Mit den Mitteln aus dem Zukunftsvertrag sind neben dem Ausbau unbefristeter Beschäftigungsverhältnisse auch weitere Maßnahmen zur Qualitätsverbesserung in Studium und Lehre oder zum Kapazitätserhalt möglich. Sie sollen beispielsweise die Durchlässigkeit erhöhen, eine heterogenere Studierendenschaft adressieren oder die Nutzung digitaler Medien in der Lehre fördern. In der Anlage zur Verwaltungsvereinbarung ist eine nicht abschließende Übersicht von Maßnahmen enthalten, ein Auszug findet sich hier.

© BMBF/Laura Ley

Wie wird überprüft, ob der Zukunftsvertrag wirkt?
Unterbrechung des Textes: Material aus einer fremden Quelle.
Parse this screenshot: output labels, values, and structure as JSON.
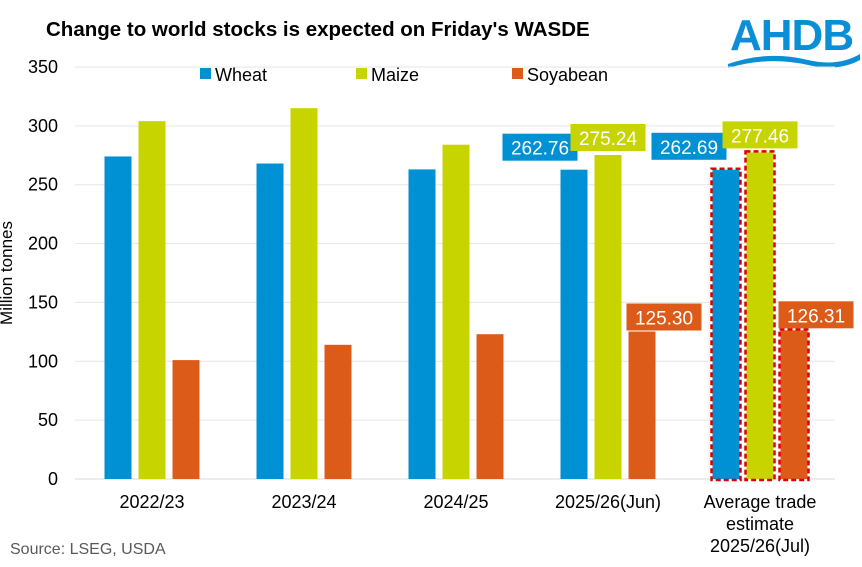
{
  "title": "Change to world stocks is expected on Friday's WASDE",
  "logo_text": "AHDB",
  "source": "Source: LSEG, USDA",
  "colors": {
    "Wheat": "#0090d4",
    "Maize": "#c8d400",
    "Soyabean": "#dc5b19",
    "highlight_border": "#e00000",
    "logo": "#0a8fd6"
  },
  "chart_data": {
    "type": "bar",
    "title": "Change to world stocks is expected on Friday's WASDE",
    "ylabel": "Million tonnes",
    "xlabel": "",
    "ylim": [
      0,
      350
    ],
    "yticks": [
      0,
      50,
      100,
      150,
      200,
      250,
      300,
      350
    ],
    "grid": true,
    "legend": "top",
    "categories": [
      "2022/23",
      "2023/24",
      "2024/25",
      "2025/26(Jun)",
      "Average trade estimate 2025/26(Jul)"
    ],
    "category_lines": [
      [
        "2022/23"
      ],
      [
        "2023/24"
      ],
      [
        "2024/25"
      ],
      [
        "2025/26(Jun)"
      ],
      [
        "Average trade",
        "estimate",
        "2025/26(Jul)"
      ]
    ],
    "series": [
      {
        "name": "Wheat",
        "values": [
          274,
          268,
          263,
          262.76,
          262.69
        ],
        "labels": [
          null,
          null,
          null,
          "262.76",
          "262.69"
        ]
      },
      {
        "name": "Maize",
        "values": [
          304,
          315,
          284,
          275.24,
          277.46
        ],
        "labels": [
          null,
          null,
          null,
          "275.24",
          "277.46"
        ]
      },
      {
        "name": "Soyabean",
        "values": [
          101,
          114,
          123,
          125.3,
          126.31
        ],
        "labels": [
          null,
          null,
          null,
          "125.30",
          "126.31"
        ]
      }
    ],
    "highlighted_category": "Average trade estimate 2025/26(Jul)"
  }
}
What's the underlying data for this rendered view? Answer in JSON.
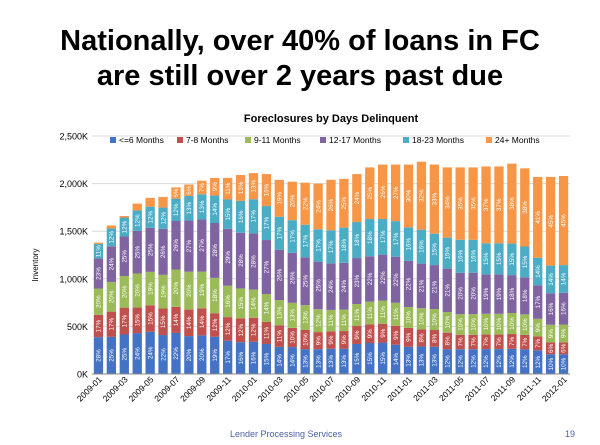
{
  "slide": {
    "title_line1": "Nationally, over 40% of loans in FC",
    "title_line2": "are still over 2 years past due",
    "footer": "Lender Processing Services",
    "page_number": "19"
  },
  "chart_data": {
    "type": "bar",
    "stacked": true,
    "title": "Foreclosures by Days Delinquent",
    "xlabel": "",
    "ylabel": "Inventory",
    "ylim": [
      0,
      2500
    ],
    "y_ticks": [
      0,
      500,
      1000,
      1500,
      2000,
      2500
    ],
    "y_tick_labels": [
      "0K",
      "500K",
      "1,000K",
      "1,500K",
      "2,000K",
      "2,500K"
    ],
    "grid": true,
    "legend_position": "top",
    "categories": [
      "2009-01",
      "2009-02",
      "2009-03",
      "2009-04",
      "2009-05",
      "2009-06",
      "2009-07",
      "2009-08",
      "2009-09",
      "2009-10",
      "2009-11",
      "2009-12",
      "2010-01",
      "2010-02",
      "2010-03",
      "2010-04",
      "2010-05",
      "2010-06",
      "2010-07",
      "2010-08",
      "2010-09",
      "2010-10",
      "2010-11",
      "2010-12",
      "2011-01",
      "2011-02",
      "2011-03",
      "2011-04",
      "2011-05",
      "2011-06",
      "2011-07",
      "2011-08",
      "2011-09",
      "2011-10",
      "2011-11",
      "2011-12",
      "2012-01"
    ],
    "tick_labels": [
      "2009-01",
      "",
      "2009-03",
      "",
      "2009-05",
      "",
      "2009-07",
      "",
      "2009-09",
      "",
      "2009-11",
      "",
      "2010-01",
      "",
      "2010-03",
      "",
      "2010-05",
      "",
      "2010-07",
      "",
      "2010-09",
      "",
      "2010-11",
      "",
      "2011-01",
      "",
      "2011-03",
      "",
      "2011-05",
      "",
      "2011-07",
      "",
      "2011-09",
      "",
      "2011-11",
      "",
      "2012-01"
    ],
    "totals": [
      1380,
      1560,
      1660,
      1790,
      1850,
      1860,
      1960,
      1990,
      2030,
      2060,
      2060,
      2090,
      2110,
      2100,
      2040,
      2020,
      2010,
      2000,
      2040,
      2050,
      2100,
      2170,
      2200,
      2200,
      2200,
      2230,
      2200,
      2170,
      2170,
      2170,
      2180,
      2180,
      2210,
      2160,
      2070,
      2070,
      2080
    ],
    "series": [
      {
        "name": "<=6 Months",
        "color": "#4472c4",
        "pct": [
          28,
          25,
          25,
          24,
          24,
          22,
          22,
          20,
          20,
          19,
          17,
          16,
          16,
          15,
          14,
          14,
          13,
          13,
          13,
          13,
          15,
          15,
          15,
          14,
          13,
          13,
          13,
          12,
          12,
          12,
          12,
          12,
          12,
          12,
          12,
          10,
          10
        ]
      },
      {
        "name": "7-8 Months",
        "color": "#c0504d",
        "pct": [
          17,
          17,
          17,
          15,
          15,
          15,
          14,
          14,
          14,
          12,
          12,
          12,
          12,
          11,
          11,
          10,
          10,
          9,
          9,
          9,
          9,
          9,
          9,
          9,
          9,
          8,
          8,
          8,
          7,
          7,
          7,
          7,
          7,
          7,
          7,
          6,
          6
        ]
      },
      {
        "name": "9-11 Months",
        "color": "#9bbb59",
        "pct": [
          20,
          20,
          20,
          20,
          19,
          19,
          20,
          20,
          19,
          18,
          16,
          15,
          14,
          14,
          13,
          13,
          13,
          12,
          11,
          11,
          11,
          11,
          11,
          11,
          10,
          10,
          10,
          10,
          10,
          10,
          10,
          10,
          10,
          10,
          9,
          9,
          9
        ]
      },
      {
        "name": "12-17 Months",
        "color": "#8064a2",
        "pct": [
          23,
          24,
          25,
          25,
          25,
          26,
          26,
          27,
          27,
          28,
          29,
          28,
          28,
          27,
          26,
          26,
          25,
          25,
          24,
          24,
          23,
          22,
          22,
          22,
          22,
          21,
          21,
          21,
          20,
          20,
          19,
          19,
          18,
          18,
          17,
          16,
          16
        ]
      },
      {
        "name": "18-23 Months",
        "color": "#4bacc6",
        "pct": [
          11,
          12,
          12,
          12,
          12,
          12,
          12,
          13,
          13,
          14,
          15,
          16,
          17,
          17,
          17,
          17,
          17,
          17,
          17,
          18,
          18,
          18,
          17,
          17,
          16,
          16,
          15,
          15,
          16,
          16,
          15,
          15,
          15,
          15,
          14,
          14,
          14
        ]
      },
      {
        "name": "24+ Months",
        "color": "#f79646",
        "pct": [
          1,
          2,
          1,
          4,
          5,
          6,
          6,
          6,
          7,
          9,
          11,
          13,
          13,
          16,
          19,
          20,
          22,
          24,
          26,
          25,
          24,
          25,
          26,
          27,
          30,
          32,
          33,
          34,
          35,
          35,
          37,
          37,
          38,
          38,
          41,
          45,
          45
        ]
      }
    ],
    "bar_label_color": "#ffffff"
  }
}
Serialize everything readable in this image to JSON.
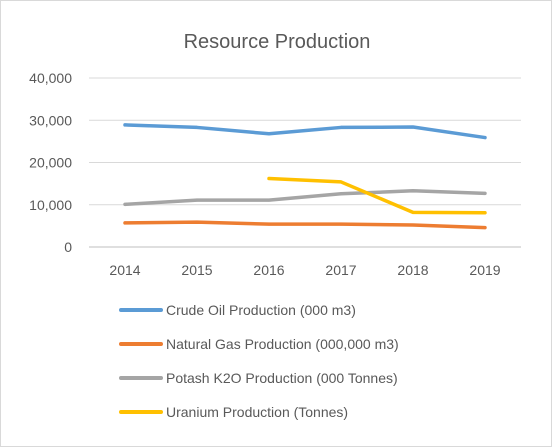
{
  "chart_data": {
    "type": "line",
    "title": "Resource Production",
    "xlabel": "",
    "ylabel": "",
    "categories": [
      "2014",
      "2015",
      "2016",
      "2017",
      "2018",
      "2019"
    ],
    "y_ticks": [
      "0",
      "10,000",
      "20,000",
      "30,000",
      "40,000"
    ],
    "ylim": [
      0,
      40000
    ],
    "grid": true,
    "legend_position": "bottom",
    "series": [
      {
        "name": "Crude Oil Production (000 m3)",
        "color": "#5b9bd5",
        "values": [
          28900,
          28300,
          26800,
          28300,
          28400,
          25900
        ]
      },
      {
        "name": "Natural Gas Production (000,000 m3)",
        "color": "#ed7d31",
        "values": [
          5700,
          5900,
          5400,
          5400,
          5200,
          4600
        ]
      },
      {
        "name": "Potash K2O Production (000 Tonnes)",
        "color": "#a5a5a5",
        "values": [
          10100,
          11100,
          11100,
          12600,
          13300,
          12700
        ]
      },
      {
        "name": "Uranium Production (Tonnes)",
        "color": "#ffc000",
        "values": [
          null,
          null,
          16200,
          15400,
          8200,
          8100
        ]
      }
    ]
  }
}
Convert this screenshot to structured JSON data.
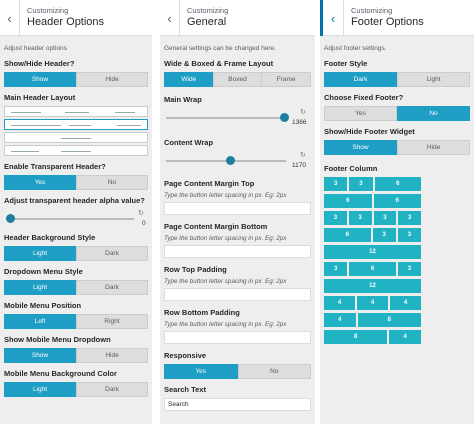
{
  "colors": {
    "accent": "#1e9ec4",
    "panel_bg": "#eeeeee",
    "header_bg": "#ffffff",
    "column_cell": "#21b2c4"
  },
  "icons": {
    "back": "chevron-left-icon",
    "reset": "undo-icon"
  },
  "header_options": {
    "breadcrumb": "Customizing",
    "title": "Header Options",
    "description": "Adjust header options",
    "show_hide": {
      "label": "Show/Hide Header?",
      "options": [
        "Show",
        "Hide"
      ],
      "selected": "Show"
    },
    "main_layout": {
      "label": "Main Header Layout"
    },
    "transparent": {
      "label": "Enable Transparent Header?",
      "options": [
        "Yes",
        "No"
      ],
      "selected": "Yes"
    },
    "alpha": {
      "label": "Adjust transparent header alpha value?",
      "value": "0",
      "fraction": 0.0
    },
    "bg_style": {
      "label": "Header Background Style",
      "options": [
        "Light",
        "Dark"
      ],
      "selected": "Light"
    },
    "dropdown_style": {
      "label": "Dropdown Menu Style",
      "options": [
        "Light",
        "Dark"
      ],
      "selected": "Light"
    },
    "mobile_position": {
      "label": "Mobile Menu Position",
      "options": [
        "Left",
        "Right"
      ],
      "selected": "Left"
    },
    "mobile_dropdown": {
      "label": "Show Mobile Menu Dropdown",
      "options": [
        "Show",
        "Hide"
      ],
      "selected": "Show"
    },
    "mobile_bg": {
      "label": "Mobile Menu Background Color",
      "options": [
        "Light",
        "Dark"
      ],
      "selected": "Light"
    }
  },
  "general": {
    "breadcrumb": "Customizing",
    "title": "General",
    "description": "General settings can be changed here.",
    "layout": {
      "label": "Wide & Boxed & Frame Layout",
      "options": [
        "Wide",
        "Boxed",
        "Frame"
      ],
      "selected": "Wide"
    },
    "main_wrap": {
      "label": "Main Wrap",
      "value": "1366",
      "fraction": 0.97
    },
    "content_wrap": {
      "label": "Content Wrap",
      "value": "1170",
      "fraction": 0.5
    },
    "margin_top": {
      "label": "Page Content Margin Top",
      "hint": "Type the button letter spacing in px. Eg: 2px",
      "value": ""
    },
    "margin_bottom": {
      "label": "Page Content Margin Bottom",
      "hint": "Type the button letter spacing in px. Eg: 2px",
      "value": ""
    },
    "row_top": {
      "label": "Row Top Padding",
      "hint": "Type the button letter spacing in px. Eg: 2px",
      "value": ""
    },
    "row_bottom": {
      "label": "Row Bottom Padding",
      "hint": "Type the button letter spacing in px. Eg: 2px",
      "value": ""
    },
    "responsive": {
      "label": "Responsive",
      "options": [
        "Yes",
        "No"
      ],
      "selected": "Yes"
    },
    "search_text": {
      "label": "Search Text",
      "value": "Search"
    }
  },
  "footer": {
    "breadcrumb": "Customizing",
    "title": "Footer Options",
    "description": "Adjust footer settings.",
    "style": {
      "label": "Footer Style",
      "options": [
        "Dark",
        "Light"
      ],
      "selected": "Dark"
    },
    "fixed": {
      "label": "Choose Fixed Footer?",
      "options": [
        "Yes",
        "No"
      ],
      "selected": "No"
    },
    "widget": {
      "label": "Show/Hide Footer Widget",
      "options": [
        "Show",
        "Hide"
      ],
      "selected": "Show"
    },
    "column": {
      "label": "Footer Column",
      "layouts": [
        [
          [
            "3",
            3
          ],
          [
            "3",
            3
          ],
          [
            "6",
            6
          ]
        ],
        [
          [
            "6",
            6
          ],
          [
            "6",
            6
          ]
        ],
        [
          [
            "3",
            3
          ],
          [
            "3",
            3
          ],
          [
            "3",
            3
          ],
          [
            "3",
            3
          ]
        ],
        [
          [
            "6",
            6
          ],
          [
            "3",
            3
          ],
          [
            "3",
            3
          ]
        ],
        [
          [
            "12",
            12
          ]
        ],
        [
          [
            "3",
            3
          ],
          [
            "6",
            6
          ],
          [
            "3",
            3
          ]
        ],
        [
          [
            "12",
            12
          ]
        ],
        [
          [
            "4",
            4
          ],
          [
            "4",
            4
          ],
          [
            "4",
            4
          ]
        ],
        [
          [
            "4",
            4
          ],
          [
            "8",
            8
          ]
        ],
        [
          [
            "8",
            8
          ],
          [
            "4",
            4
          ]
        ]
      ]
    }
  }
}
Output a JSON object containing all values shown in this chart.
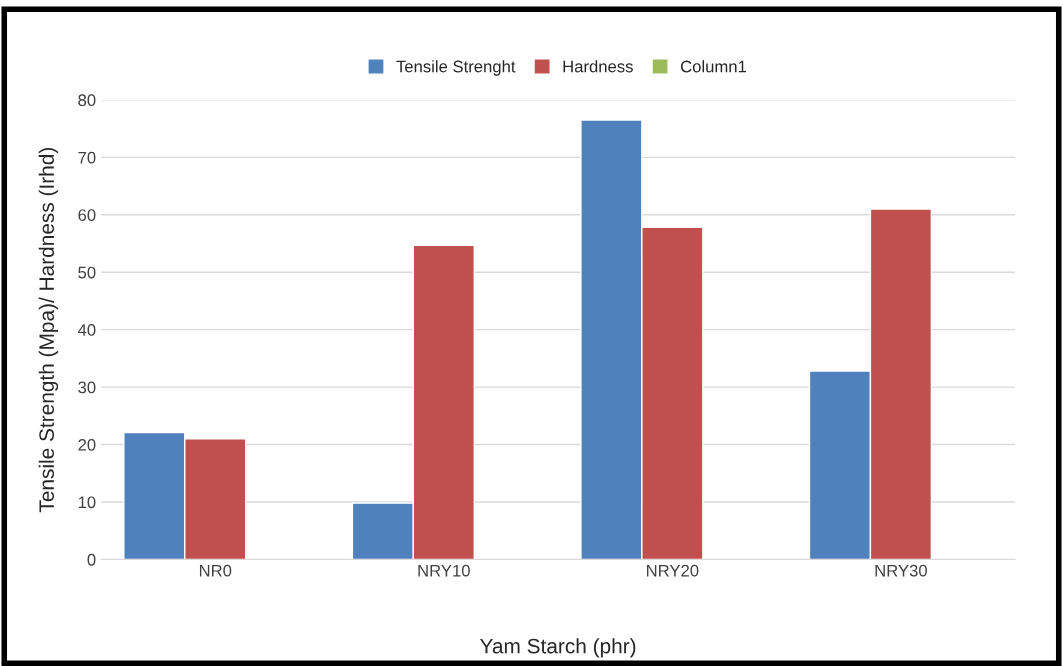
{
  "chart_data": {
    "type": "bar",
    "xlabel": "Yam Starch (phr)",
    "ylabel": "Tensile Strength (Mpa)/ Hardness (Irhd)",
    "categories": [
      "NR0",
      "NRY10",
      "NRY20",
      "NRY30"
    ],
    "series": [
      {
        "name": "Tensile Strenght",
        "color": "#4f81bd",
        "values": [
          22.1,
          9.8,
          76.5,
          32.8
        ]
      },
      {
        "name": "Hardness",
        "color": "#c0504d",
        "values": [
          21.0,
          54.7,
          57.8,
          61.0
        ]
      },
      {
        "name": "Column1",
        "color": "#9bbb59",
        "values": [
          null,
          null,
          null,
          null
        ]
      }
    ],
    "ylim": [
      0,
      80
    ],
    "yticks": [
      0,
      10,
      20,
      30,
      40,
      50,
      60,
      70,
      80
    ],
    "grid": "y",
    "legend": "top"
  }
}
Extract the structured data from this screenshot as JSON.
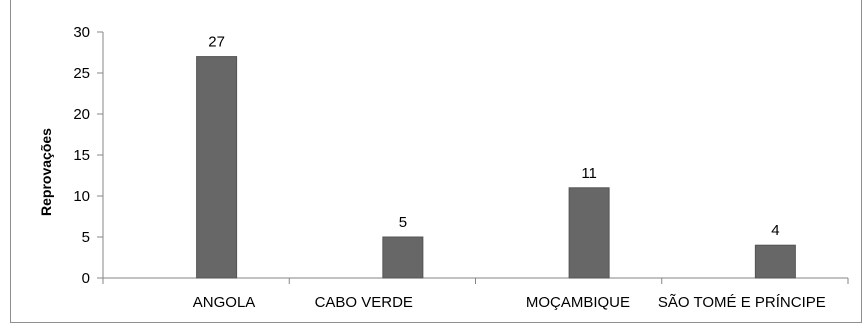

Ein mehrstufiges Berichtswesen begleitet die Umsetzung des Zukunftsvertrags und die Erreichung der Ziele aus den Verpflichtungserklärungen der Länder. Die Länder stellen jedes Jahr die Bereitstellung und die Verwendung von Mitteln aus dem Zukunftsvertrag dar. Alle drei Jahre erstellen sie einen Bericht, in dem sie die durchgeführten Maßnahmen und die Zielerreichung bewerten. Dabei berücksichtigen die Länder Indikatoren, die die qualitativen und quantitativen Entwicklungen an den Hochschulen deutlich machen. Alle sieben Jahre evaluiert schließlich der Wissenschaftsrat den Zukunftsvertrag: Dabei betrachtet er den Erfolg der durchgeführten Maßnahmen und der Mechanismen. Außerdem beurteilt er die Auswirkungen des Zukunftsvertrags auf das deutsche Hochschulsystem. Unter Berücksichtigung des Evaluationsergebnisses berät und beschließt die GWK über inhaltliche und finanzielle Anpassungsbedarfe. Dies findet erstmals 2027 statt.